Horchata is a traditional Mexican drink made with rice, flavoured with cinnamon, and sweetened with sugar! Often there are nuts and seeds added in with the rice, giving it a richer flavour. Here’s our version of coffee horchata! It’s super refreshing and delicious, and quite simple to make at home. We recommend adding this recipe into your quarantine plans!
1/2 cup coffee beans, coarsely ground
1/2 cup rice (white or brown), coarsely ground
1/2 cup raw almonds
1 cinnamon stick, broken in pieces (can also add a bit of nutmeg or cloves if you enjoy a more spiced drink)
2 tbsp sugar (we used granulated, but could substitute with coconut sugar or raw sugar...or you can omit completely if you don't want it sweetened at all)
1 litre of cold water
Coarsely grind the rice, and then the coffee, using a spice mill or a coffee grinder. Add the ground rice and coffee, along with all the other ingredients, into an airtight container and store in the fridge for at least 12 hours to steep.
Once 12 hours is up, remove the container from the fridge, and empty content into a blender. Blend very well!

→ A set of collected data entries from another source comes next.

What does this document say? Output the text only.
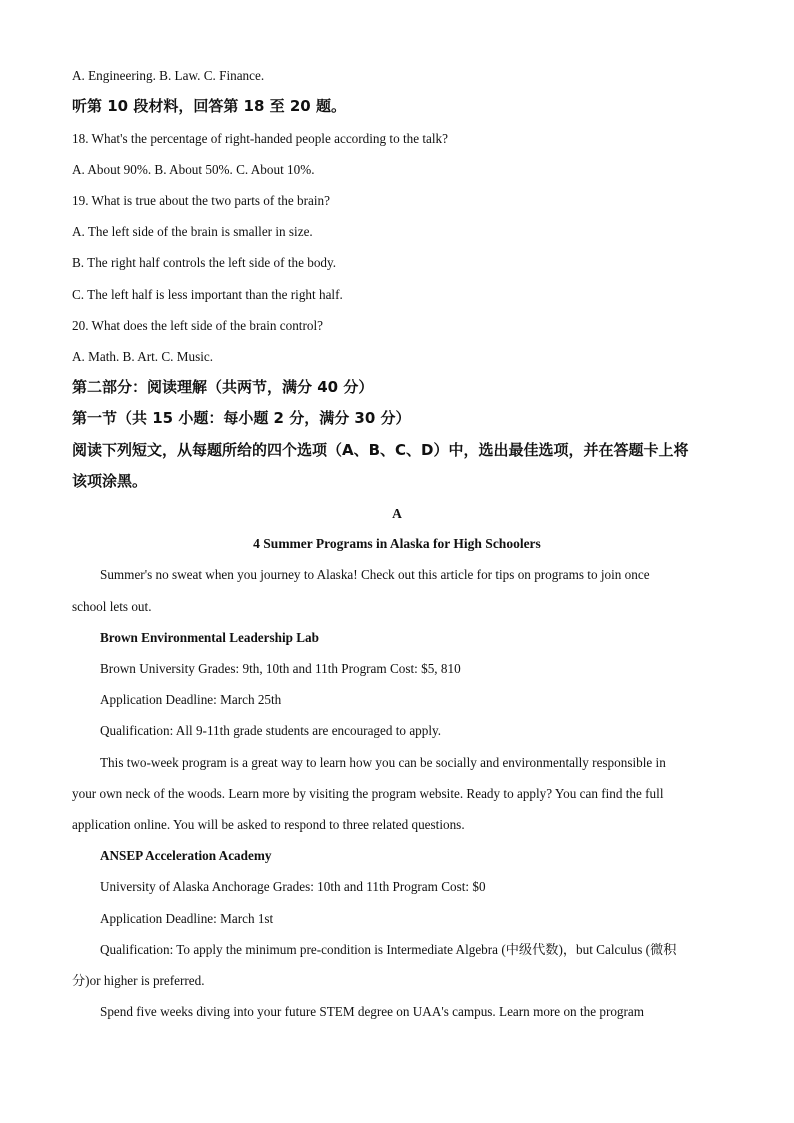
A. Engineering. B. Law. C. Finance.
听第 10 段材料，回答第 18 至 20 题。
18. What's the percentage of right-handed people according to the talk?
A. About 90%. B. About 50%. C. About 10%.
19. What is true about the two parts of the brain?
A. The left side of the brain is smaller in size.
B. The right half controls the left side of the body.
C. The left half is less important than the right half.
20. What does the left side of the brain control?
A. Math. B. Art. C. Music.
第二部分：阅读理解（共两节，满分 40 分）
第一节（共 15 小题：每小题 2 分，满分 30 分）
阅读下列短文，从每题所给的四个选项（A、B、C、D）中，选出最佳选项，并在答题卡上将
该项涂黑。
A
4 Summer Programs in Alaska for High Schoolers
Summer's no sweat when you journey to Alaska! Check out this article for tips on programs to join once
school lets out.
Brown Environmental Leadership Lab
Brown University Grades: 9th, 10th and 11th Program Cost: $5, 810
Application Deadline: March 25th
Qualification: All 9-11th grade students are encouraged to apply.
This two-week program is a great way to learn how you can be socially and environmentally responsible in
your own neck of the woods. Learn more by visiting the program website. Ready to apply? You can find the full
application online. You will be asked to respond to three related questions.
ANSEP Acceleration Academy
University of Alaska Anchorage Grades: 10th and 11th Program Cost: $0
Application Deadline: March 1st
Qualification: To apply the minimum pre-condition is Intermediate Algebra (中级代数)，but Calculus (微积
分)or higher is preferred.
Spend five weeks diving into your future STEM degree on UAA's campus. Learn more on the program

Pour blended liquid through a fine mesh strainer lined with cheesecloth or a nut mylk bag, into a bowl or wide mouthed container underneath. Make sure you press or squeeze all of the liquid out.
There you have it! Coffee Horchata. You can store your horchata in an airtight container or jar inside of the fridge for up to a week! You'll find that it separates as it sits - this is totally fine! Simply shake before serving.
Serve over ice, and garnish with a sprinkle of cinnamon (or a whole stick if you're feeling fancy)! Creamy and decadent, while still being refreshing!